I didn't want to read and run but I'm not sure what I can offer apart from :hugs:

My son had tantrums where he would bang his head on the ground and just get so beside himself. To be honest, not a lot worked for us. He just grew out of them. But I think most of his tantrums were from frustration because we didn't know what he wanted, as soon as he could talk he didn't have tantrums anymore (ok, well he still has the odd one).

When he had a tantrum because he couldn't get what he wanted (ie got told no) then I either tried to distract him or I said 'ok, well, you cry as long as you want to and I'll be right up here when you're done. I love you' and just leave him to it. It was hard to listen to, but I found that even when I thought 'ok, sheesh, he's been crying long enough I better go and try and comfort him' I'd go over and it would set him off again, and the tantrum would end up twice as long. I always wished I knew a better way to deal with them, than ignoring it but I never found it.

It sounds like you're doing your absolute best! I know you just have to, but I can't even think about having a colicy baby for 8 months, it stresses me out. Kudos to you for doing so well and keeping calm.

In relation to the temper, my son has one on him too (think he got it from me...:dohh::blush:) and I'm still not sure what to do about it. But if he yells I just say 'that isn't how we talk to people'. I feel like eventually this repetition has to get through. Thankfully he's stopped hitting now though!! Glad that was just a phase! :thumbup:

Best of luck and if you pick up any good tips, do let me know!
 
Sorry you are having such a difficult time. I have no great advice but just wanted to add that I think it's quite a difficult stage as they know what they want but can't really communicate it and can't really understand why they can't have all they want. My daughter is now 2 and although throws far greater tantrums she can understand cause and effect and consequences. She can communicate clearly what she wants and although won't always agree with why she can't have things she can understand it a bit and be rewarded when her behaviour is good. Hope things improve for you.
 
Dumb question but have you checked for dairy or gluten allergies?

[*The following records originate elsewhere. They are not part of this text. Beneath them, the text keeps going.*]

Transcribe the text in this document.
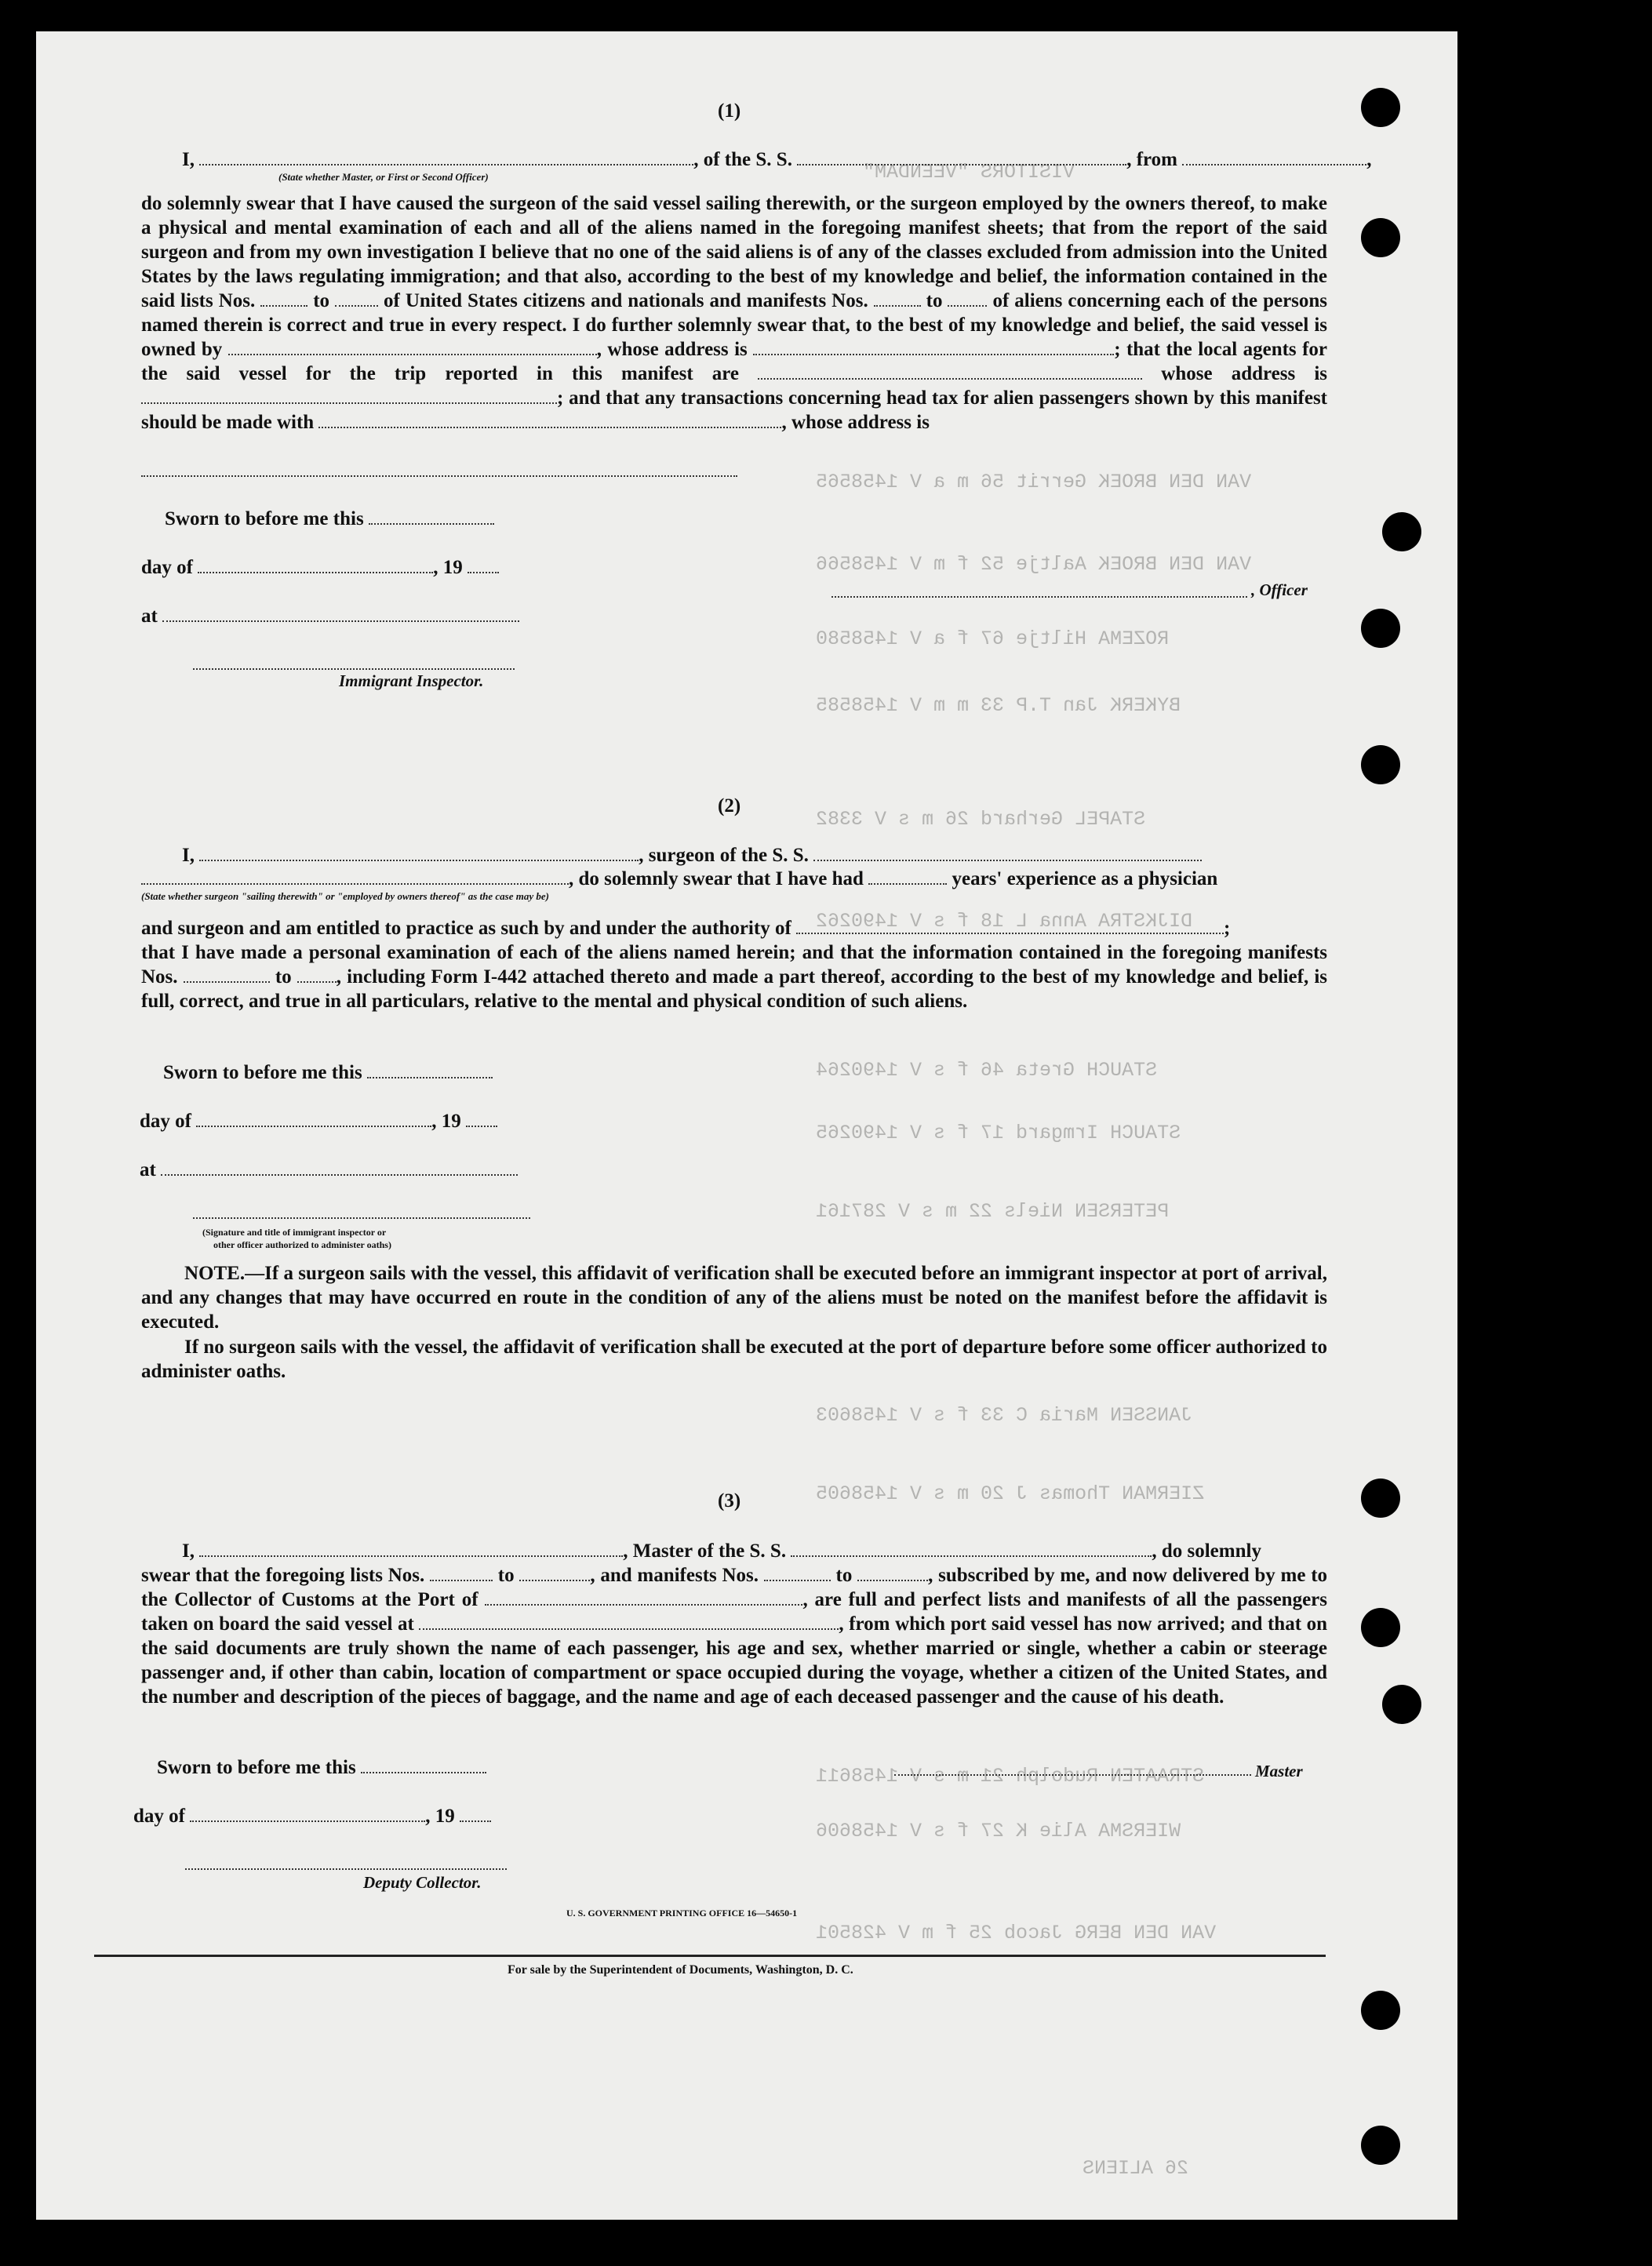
VISITORS "VEENDAM"
VAN DEN BROEK Gerrit 56 m a V 1458565
VAN DEN BROEK Aaltje 52 f m V 1458566
ROZEMA Hiltje 67 f a V 1458580
BYKERK Jan T.P 33 m m V 1458585
STAPEL Gerhard 26 m s V 3382
DIJKSTRA Anna L 18 f s V 1490262
STAUCH Greta 46 f s V 1490264
STAUCH Irmgard 17 f s V 1490265
PETERSEN Niels 22 m s V 287161
JANSSEN Maria C 33 f s V 1458603
ZIERMAN Thomas J 20 m s V 1458605
STRAATEN Rudolph 21 m s V 1458611
WIERSMA Alie K 27 f s V 1458606
VAN DEN BERG Jacob 25 f m V 428501
26 ALIENS
(1)
I,	, of the S. S.	, from	,
(State whether Master, or First or Second Officer)
do solemnly swear that I have caused the surgeon of the said vessel sailing therewith, or the surgeon employed by the owners thereof, to make a physical and mental examination of each and all of the aliens named in the foregoing manifest sheets; that from the report of the said surgeon and from my own investigation I believe that no one of the said aliens is of any of the classes excluded from admission into the United States by the laws regulating immigration; and that also, according to the best of my knowledge and belief, the information contained in the said lists Nos.	to	of United States citizens and nationals and manifests Nos.	to	of aliens concerning each of the persons named therein is correct and true in every respect. I do further solemnly swear that, to the best of my knowledge and belief, the said vessel is owned by	, whose address is	; that the local agents for the said vessel for the trip reported in this manifest are	whose address is ; and that any transactions concerning head tax for alien passengers shown by this manifest should be made with	, whose address is
Sworn to before me this
day of	, 19
at
Immigrant Inspector.
, Officer
(2)
I,	, surgeon of the S. S.
, do solemnly swear that I have had	years' experience as a physician
(State whether surgeon "sailing therewith" or "employed by owners thereof" as the case may be)
and surgeon and am entitled to practice as such by and under the authority of	;
that I have made a personal examination of each of the aliens named herein; and that the information contained in the foregoing manifests Nos.	to , including Form I-442 attached thereto and made a part thereof, according to the best of my knowledge and belief, is full, correct, and true in all particulars, relative to the mental and physical condition of such aliens.
Sworn to before me this
day of	, 19
at
(Signature and title of immigrant inspector or
other officer authorized to administer oaths)
NOTE.—If a surgeon sails with the vessel, this affidavit of verification shall be executed before an immigrant inspector at port of arrival, and any changes that may have occurred en route in the condition of any of the aliens must be noted on the manifest before the affidavit is executed.
If no surgeon sails with the vessel, the affidavit of verification shall be executed at the port of departure before some officer authorized to administer oaths.
(3)
I,	, Master of the S. S.	, do solemnly
swear that the foregoing lists Nos.	to	, and manifests Nos.	to	, subscribed by me, and now delivered by me to the Collector of Customs at the Port of	, are full and perfect lists and manifests of all the passengers taken on board the said vessel at	, from which port said vessel has now arrived; and that on the said documents are truly shown the name of each passenger, his age and sex, whether married or single, whether a cabin or steerage passenger and, if other than cabin, location of compartment or space occupied during the voyage, whether a citizen of the United States, and the number and description of the pieces of baggage, and the name and age of each deceased passenger and the cause of his death.
Sworn to before me this	Master
day of	, 19
Deputy Collector.
U. S. GOVERNMENT PRINTING OFFICE 16—54650-1
For sale by the Superintendent of Documents, Washington, D. C.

I personally am not a big believer in colic. When my son had 'colic' it was because he was gluten and dairy intolerant and would scream from painful reflux. He scratches his neck and chest raw now when he gets it. Gluten in particular has some links to mood and behaviour disturbances in youth.

I agree with pp about that frustration stage.
 
Thank you all for such wonderful advise and kind words and all the wonderful hugs!!! Reading all your comments just gives me a little bit of a push to keep on having "hope" and that i'm not alone and there is so many mommies dealing with tantrums. Maybe mine is a special case which is so severe, but I honestly keep hoping that this has to pass some day and it has to get better. There is bad days where I can break down and have a good cry, but there is good days like today where I have such high hopes and keep on thinking maybe just maybe tomorrow, or in a week, or a month she will outgrow this. : / Such a tough year it has been. Some of you have mentioned maybe when she can communicate what she wants maybe she will have less of tantrums and that is a def. a good point. I just think she is a tough cookie, at her check ups, she will fight her doctor with her arms, try to hit him, kick him, push him away, grab his face, as funny as that may sound, she will protect herself in any way possible and to see a 15 month old doing that it's just amazing. Even the doctor is like wow she is strong. As amazing as that may sound, i'm a tiny woman and trying to handle her when she is throwing tantrums is def. hard, she tries to bite me, hit me, kick...well I think need a SUPER NANNY. lol....I'll just keep hoping for better days...Thanks to all you lovely ladies for taking your sweet time to read and right a few words of encouragement. Hugs to all back!!!
 
I would say it will definitely get better. My oh said today that our lo had been such a moan the last few days when she doesnt get what she wants or she throws herself back if you try to move her away. Little madams we have! Hopefully that means we will be raising strong women!